Improvements in detection and treatment, Lockhart pointed out, have yielded higher survival rates along with side effects from long-term treatment. Consequently, cancer care has expanded beyond designated oncology clinical units and migrated to a variety of clinical settings within health care systems. In an undergraduate program, she explained, the focus is on preparing generalists, who assuredly will encounter cancer survivors in a range of situations—from prevention, to diagnosis to treatment to recovery and afterward—not only in hospital units, but everywhere they interact with patients in the community.

Lockhart, who also serves as the nursing school’s associate dean for academic affairs, was asked by the ONS to lead a group of eight nurses from across the United States in determining the curriculum areas for which nurse educators needed additional resources to help them prepare students to work with cancer patients and survivors.

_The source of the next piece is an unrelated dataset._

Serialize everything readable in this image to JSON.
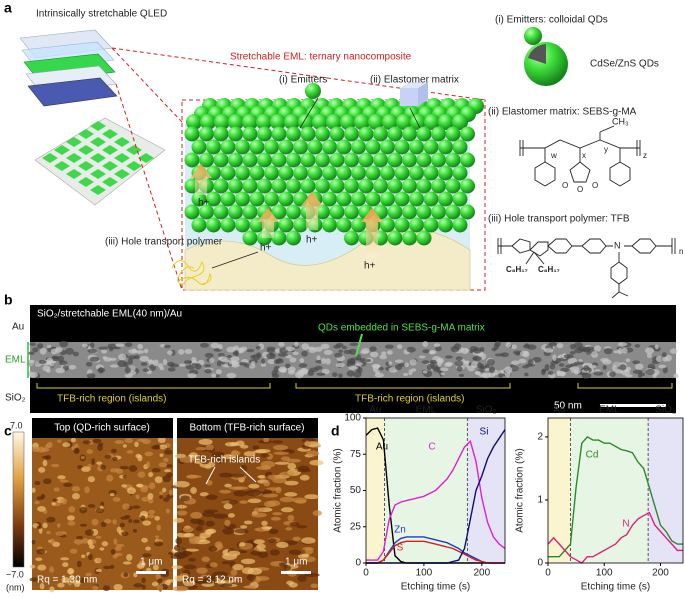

The team began by creating and administering a national survey of faculty members in accredited nursing schools. The survey revealed which cancer-related concepts are being taught, which of these concepts educators judge to be most important and what barriers exist to teaching these concepts.

After compiling and analyzing survey results, Lockhart directed the second phase of the research, where consensus about the findings was sought in focus groups comprising the members of her research team and select survey participants. The results provided the ONS with guidelines for compiling the portal resources that would help educators better prepare future nurses.

Lockhart served on the advisory panel that guided the direction of the portal, while School of Nursing colleague Anna Vioral, an adjunct clinical instructor, served as a member of the team that assembled the educational materials for the portal’s content. The ONS Educator Resource Center went live in May 2012, and currently is available to educators for a modest fee.

A longtime ONS member who has specialized in oncology since becoming a nurse, Lockhart has donated her expertise and energy to the group as a board member, editor and volunteer on a number of projects and initiatives.

“I’ve gotten more active with ONS as the years have gone by, and I really and truly enjoy it.” Lockhart said. “It’s my second home.”